The beginning of September signifies the beginning of the school year for many students. Across the country, 26 million, or over half of school-aged children are transported by 480,000 school buses.1 In an average school year, each bus travels about 12,000 miles, using 1,714 gallons of diesel fuel2 and producing about 17 MMT of CO2 emissions,3 as well as other harmful emissions such as nitrogen oxides and particulate matter. Electric school buses offer a viable alternative to diesel buses, and offer a solution to the health and environmental impacts of burning diesel fuel.
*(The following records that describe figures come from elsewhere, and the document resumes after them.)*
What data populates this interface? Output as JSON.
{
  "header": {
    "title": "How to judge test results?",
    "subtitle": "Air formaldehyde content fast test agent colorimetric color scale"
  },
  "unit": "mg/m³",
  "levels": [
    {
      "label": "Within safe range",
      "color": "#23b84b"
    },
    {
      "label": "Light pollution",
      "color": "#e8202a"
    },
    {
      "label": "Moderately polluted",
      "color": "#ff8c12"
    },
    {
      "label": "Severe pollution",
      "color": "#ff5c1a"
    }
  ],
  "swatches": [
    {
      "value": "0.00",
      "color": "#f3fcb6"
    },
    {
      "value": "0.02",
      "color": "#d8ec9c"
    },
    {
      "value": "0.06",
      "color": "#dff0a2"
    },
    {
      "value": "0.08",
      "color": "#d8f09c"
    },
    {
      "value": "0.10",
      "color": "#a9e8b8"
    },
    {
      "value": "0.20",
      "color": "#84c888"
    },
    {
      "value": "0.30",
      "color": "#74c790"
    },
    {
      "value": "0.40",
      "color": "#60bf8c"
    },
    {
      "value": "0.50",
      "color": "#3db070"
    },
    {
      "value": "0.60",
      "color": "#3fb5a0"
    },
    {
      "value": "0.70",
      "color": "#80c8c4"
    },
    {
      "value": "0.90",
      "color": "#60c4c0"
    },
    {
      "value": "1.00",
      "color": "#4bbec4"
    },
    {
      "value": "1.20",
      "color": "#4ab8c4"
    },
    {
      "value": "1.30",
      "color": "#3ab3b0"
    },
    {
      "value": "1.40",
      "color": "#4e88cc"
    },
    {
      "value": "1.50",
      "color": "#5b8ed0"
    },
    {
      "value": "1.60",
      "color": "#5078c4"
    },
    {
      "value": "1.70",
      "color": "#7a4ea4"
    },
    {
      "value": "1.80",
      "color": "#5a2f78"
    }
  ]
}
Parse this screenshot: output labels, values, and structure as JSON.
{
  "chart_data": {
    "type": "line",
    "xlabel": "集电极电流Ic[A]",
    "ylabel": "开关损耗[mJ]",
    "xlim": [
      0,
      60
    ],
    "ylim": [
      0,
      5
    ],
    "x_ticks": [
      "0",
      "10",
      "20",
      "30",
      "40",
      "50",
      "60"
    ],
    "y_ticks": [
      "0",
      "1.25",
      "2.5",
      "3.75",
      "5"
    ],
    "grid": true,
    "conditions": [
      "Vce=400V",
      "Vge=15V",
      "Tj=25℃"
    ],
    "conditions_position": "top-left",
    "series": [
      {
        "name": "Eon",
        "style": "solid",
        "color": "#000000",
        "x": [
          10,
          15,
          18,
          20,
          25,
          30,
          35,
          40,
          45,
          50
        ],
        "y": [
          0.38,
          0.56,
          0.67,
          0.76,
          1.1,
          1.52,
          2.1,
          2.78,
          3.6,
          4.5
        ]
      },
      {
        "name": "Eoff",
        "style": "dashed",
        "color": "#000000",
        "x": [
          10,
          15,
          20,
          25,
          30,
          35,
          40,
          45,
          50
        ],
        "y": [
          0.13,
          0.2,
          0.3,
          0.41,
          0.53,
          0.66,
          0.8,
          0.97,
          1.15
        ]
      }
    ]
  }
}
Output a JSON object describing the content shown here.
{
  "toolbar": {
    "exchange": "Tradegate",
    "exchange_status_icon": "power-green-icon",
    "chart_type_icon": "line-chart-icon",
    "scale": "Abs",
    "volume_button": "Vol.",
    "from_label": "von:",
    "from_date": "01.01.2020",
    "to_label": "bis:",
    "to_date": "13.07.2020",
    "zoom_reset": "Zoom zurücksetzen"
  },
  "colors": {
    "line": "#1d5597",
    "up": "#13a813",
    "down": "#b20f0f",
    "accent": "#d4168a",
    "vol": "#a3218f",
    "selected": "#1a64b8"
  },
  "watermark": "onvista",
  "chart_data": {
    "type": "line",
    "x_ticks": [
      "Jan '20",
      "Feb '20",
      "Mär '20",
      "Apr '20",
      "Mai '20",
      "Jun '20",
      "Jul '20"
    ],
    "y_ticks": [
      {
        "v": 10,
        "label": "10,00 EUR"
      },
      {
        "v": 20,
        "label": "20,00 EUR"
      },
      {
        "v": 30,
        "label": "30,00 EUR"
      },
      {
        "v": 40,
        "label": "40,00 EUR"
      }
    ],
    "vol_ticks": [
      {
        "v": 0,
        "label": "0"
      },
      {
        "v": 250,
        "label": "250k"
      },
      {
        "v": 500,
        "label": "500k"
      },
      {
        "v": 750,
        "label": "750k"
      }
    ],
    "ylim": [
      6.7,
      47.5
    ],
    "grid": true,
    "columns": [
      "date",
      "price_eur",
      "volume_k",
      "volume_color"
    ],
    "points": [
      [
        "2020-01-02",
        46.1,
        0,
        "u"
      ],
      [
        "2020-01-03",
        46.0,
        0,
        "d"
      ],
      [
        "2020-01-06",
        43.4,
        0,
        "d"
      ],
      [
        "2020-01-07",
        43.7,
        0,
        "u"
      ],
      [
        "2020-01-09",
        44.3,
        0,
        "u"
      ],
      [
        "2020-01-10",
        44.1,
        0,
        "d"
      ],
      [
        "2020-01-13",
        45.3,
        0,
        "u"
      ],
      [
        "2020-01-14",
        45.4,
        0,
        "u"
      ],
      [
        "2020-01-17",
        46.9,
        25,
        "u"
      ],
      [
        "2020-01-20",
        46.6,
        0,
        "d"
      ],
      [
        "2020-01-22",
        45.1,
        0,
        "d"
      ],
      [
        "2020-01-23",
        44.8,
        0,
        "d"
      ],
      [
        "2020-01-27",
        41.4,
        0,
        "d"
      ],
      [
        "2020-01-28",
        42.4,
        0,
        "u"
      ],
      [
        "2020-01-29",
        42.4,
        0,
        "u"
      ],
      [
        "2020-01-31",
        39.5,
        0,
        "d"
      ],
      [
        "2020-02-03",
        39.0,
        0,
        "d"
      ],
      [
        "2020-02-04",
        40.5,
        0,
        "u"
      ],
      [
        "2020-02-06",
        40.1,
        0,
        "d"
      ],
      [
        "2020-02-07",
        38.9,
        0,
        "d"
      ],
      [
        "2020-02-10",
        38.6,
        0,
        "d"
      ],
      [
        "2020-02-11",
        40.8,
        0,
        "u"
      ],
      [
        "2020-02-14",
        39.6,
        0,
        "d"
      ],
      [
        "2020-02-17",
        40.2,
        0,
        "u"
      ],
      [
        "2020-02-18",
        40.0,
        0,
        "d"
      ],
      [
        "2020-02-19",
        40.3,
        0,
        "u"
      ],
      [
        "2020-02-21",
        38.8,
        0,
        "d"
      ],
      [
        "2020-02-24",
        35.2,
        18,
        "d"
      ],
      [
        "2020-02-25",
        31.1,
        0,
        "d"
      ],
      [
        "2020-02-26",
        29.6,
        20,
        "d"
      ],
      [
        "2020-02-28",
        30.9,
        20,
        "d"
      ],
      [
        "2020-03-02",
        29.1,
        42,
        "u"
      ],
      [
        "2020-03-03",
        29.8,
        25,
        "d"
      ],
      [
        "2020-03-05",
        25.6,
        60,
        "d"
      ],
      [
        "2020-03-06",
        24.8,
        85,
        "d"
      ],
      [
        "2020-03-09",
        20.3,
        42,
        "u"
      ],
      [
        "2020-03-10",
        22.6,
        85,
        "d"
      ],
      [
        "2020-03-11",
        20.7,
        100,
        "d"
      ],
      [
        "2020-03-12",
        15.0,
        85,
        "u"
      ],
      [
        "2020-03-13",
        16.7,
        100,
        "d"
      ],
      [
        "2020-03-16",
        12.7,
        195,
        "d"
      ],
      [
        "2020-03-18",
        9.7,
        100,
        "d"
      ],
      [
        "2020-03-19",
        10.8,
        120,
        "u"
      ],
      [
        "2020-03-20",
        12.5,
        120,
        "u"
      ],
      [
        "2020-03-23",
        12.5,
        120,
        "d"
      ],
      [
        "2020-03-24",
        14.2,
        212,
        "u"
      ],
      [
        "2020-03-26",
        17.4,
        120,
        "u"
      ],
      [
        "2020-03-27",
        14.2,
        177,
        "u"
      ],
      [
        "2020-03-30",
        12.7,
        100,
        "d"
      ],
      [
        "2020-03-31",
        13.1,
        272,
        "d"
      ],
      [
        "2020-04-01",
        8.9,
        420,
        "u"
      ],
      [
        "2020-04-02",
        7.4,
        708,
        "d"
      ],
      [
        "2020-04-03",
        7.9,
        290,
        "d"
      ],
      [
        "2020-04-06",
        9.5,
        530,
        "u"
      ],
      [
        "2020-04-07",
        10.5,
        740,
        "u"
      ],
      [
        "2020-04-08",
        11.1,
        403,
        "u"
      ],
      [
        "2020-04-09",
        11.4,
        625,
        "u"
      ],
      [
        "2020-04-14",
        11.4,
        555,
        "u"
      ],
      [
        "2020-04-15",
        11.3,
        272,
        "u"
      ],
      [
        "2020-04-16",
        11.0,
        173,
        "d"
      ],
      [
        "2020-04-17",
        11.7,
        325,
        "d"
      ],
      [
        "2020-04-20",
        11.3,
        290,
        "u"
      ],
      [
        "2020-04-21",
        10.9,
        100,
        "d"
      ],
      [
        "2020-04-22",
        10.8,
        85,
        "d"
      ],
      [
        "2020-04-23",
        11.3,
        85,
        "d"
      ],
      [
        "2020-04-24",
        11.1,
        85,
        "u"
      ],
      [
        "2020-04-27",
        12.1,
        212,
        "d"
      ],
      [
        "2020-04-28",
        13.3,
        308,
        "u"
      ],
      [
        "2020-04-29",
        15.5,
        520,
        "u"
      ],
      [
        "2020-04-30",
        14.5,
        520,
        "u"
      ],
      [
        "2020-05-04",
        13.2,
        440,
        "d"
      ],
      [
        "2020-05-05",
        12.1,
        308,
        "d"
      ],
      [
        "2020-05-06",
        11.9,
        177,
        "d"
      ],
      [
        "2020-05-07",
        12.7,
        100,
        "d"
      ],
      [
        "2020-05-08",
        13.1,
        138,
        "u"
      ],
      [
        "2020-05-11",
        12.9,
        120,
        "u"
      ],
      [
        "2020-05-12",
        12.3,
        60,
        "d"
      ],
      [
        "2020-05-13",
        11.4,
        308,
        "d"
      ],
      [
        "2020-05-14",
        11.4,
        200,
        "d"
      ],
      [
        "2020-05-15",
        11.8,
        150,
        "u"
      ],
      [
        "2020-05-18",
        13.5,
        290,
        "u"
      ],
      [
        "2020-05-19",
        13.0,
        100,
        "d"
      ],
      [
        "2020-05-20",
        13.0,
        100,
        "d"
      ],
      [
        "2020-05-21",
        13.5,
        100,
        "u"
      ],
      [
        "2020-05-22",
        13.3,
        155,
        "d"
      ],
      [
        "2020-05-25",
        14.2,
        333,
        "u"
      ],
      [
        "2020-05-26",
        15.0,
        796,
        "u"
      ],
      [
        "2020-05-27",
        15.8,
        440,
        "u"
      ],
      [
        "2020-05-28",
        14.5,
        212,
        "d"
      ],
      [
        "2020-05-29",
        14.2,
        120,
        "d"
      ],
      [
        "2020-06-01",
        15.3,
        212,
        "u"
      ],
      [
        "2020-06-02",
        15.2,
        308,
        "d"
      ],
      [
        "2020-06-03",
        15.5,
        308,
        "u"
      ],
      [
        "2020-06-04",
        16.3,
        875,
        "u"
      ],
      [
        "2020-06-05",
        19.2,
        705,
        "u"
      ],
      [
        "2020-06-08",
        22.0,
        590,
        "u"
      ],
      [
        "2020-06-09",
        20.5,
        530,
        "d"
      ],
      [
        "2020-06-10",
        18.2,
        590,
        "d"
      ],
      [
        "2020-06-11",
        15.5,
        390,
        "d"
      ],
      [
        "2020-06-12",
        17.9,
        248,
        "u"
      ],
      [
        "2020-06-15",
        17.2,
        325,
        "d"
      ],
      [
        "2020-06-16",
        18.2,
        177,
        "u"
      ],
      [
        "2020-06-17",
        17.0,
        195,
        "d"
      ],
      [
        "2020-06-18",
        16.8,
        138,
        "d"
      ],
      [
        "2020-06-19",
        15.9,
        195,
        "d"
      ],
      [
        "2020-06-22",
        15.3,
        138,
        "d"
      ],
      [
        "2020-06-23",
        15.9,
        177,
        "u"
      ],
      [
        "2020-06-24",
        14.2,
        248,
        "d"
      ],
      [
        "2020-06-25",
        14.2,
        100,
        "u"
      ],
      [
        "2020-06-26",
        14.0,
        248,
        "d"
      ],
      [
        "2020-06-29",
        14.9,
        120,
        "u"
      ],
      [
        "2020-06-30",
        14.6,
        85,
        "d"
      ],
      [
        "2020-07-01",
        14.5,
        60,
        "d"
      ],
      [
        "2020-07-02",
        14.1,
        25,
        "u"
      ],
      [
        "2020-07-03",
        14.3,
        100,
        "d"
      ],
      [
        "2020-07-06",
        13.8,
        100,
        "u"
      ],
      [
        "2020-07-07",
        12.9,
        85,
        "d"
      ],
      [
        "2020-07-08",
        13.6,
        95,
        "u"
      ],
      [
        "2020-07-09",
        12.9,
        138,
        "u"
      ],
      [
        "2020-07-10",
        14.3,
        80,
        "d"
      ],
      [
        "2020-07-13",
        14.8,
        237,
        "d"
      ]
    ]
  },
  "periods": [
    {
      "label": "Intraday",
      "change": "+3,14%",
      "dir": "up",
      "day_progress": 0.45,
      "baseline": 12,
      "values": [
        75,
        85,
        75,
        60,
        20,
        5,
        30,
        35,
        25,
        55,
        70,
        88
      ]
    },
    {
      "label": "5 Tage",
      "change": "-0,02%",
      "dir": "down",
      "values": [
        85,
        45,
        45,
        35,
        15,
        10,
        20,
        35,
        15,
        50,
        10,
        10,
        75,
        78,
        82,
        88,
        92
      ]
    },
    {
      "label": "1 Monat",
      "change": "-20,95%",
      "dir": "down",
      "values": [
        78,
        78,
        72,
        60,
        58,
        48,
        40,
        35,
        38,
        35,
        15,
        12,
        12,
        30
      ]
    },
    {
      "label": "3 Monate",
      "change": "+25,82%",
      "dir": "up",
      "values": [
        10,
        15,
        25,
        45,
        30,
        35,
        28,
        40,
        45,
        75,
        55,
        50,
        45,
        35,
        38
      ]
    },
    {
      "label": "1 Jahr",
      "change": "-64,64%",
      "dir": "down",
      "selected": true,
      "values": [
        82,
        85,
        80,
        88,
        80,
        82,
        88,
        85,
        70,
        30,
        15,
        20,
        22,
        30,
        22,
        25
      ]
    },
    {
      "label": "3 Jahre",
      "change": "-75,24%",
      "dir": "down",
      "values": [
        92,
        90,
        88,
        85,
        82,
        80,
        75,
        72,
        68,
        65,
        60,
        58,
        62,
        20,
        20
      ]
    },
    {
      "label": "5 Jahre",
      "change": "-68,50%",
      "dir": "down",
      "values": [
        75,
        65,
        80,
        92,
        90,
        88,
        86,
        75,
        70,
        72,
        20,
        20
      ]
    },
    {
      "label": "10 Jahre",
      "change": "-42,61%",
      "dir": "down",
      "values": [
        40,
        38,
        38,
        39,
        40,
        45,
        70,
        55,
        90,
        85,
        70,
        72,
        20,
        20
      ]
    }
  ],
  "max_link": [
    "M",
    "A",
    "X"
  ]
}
A relatively new option, electric school buses are being tested in early-stage pilot programs in both California and Massachusetts. The growing interest in electric school bus deployment is evident in the increase of funding opportunities for ZEV school buses: Blue Bird, a major school bus manufacturer, is the recipient of a grant to manufacture new electric bus models;4 three school districts in Sacramento, California, received a grant for an electric school bus pilot with funds from their cap-and-trade program;5 and the Massachusetts Department of Energy Resources awarded grants to four districts participating in an electric school bus Vehicle-to-Grid (V2G) pilot program.6
The Massachusetts pilot is of particular interest, as it seeks to demonstrate the feasibility of incorporating V2G technology, through which the electric school buses connect to the grid while not in use, allowing for two-way charging and battery storage. Because most school buses are in use for about 5 hours each weekday on predictable schedules, they are good candidates for V2G for battery storage and improved management of grid-level supply and demand.7
Current acquisition costs for electric school buses are between $250,000 to $300,000—roughly $100,000 to$120,000 more than a diesel school bus. However, the use of electricity to power the buses would displace significant fuel costs over the vehicle’s lifetime. For example, an electric school bus pilot in California is expected to save the host school district $10,000 annually in fuel and maintenance costs.8 There are also a number of potential funding sources to assist with the upfront purchase cost, including funding from the Diesel Emissions Reduction Act, Volkswagen Settlement Funds, and state programs such as California’s vouchers through the Hybrid and Zero-Emission Truck and Bus Voucher Incentive Program. Prices for batteries are expected to decline significantly in the future, too, especially as demand increases. A study through the California Air Resources Board (CARB) indicated a possible 41% reduction in battery price based on an increase from 300 to 10,000 battery systems produced per year.9
Electric school buses are an interesting alternative to diesel and are on a path to become an increasingly beneficial clean energy technology. As the electric school bus market develops, the financial feasibility of electric buses will continue to grow, and more information about the successes and limitations of electric school buses will become available as pilot programs mature.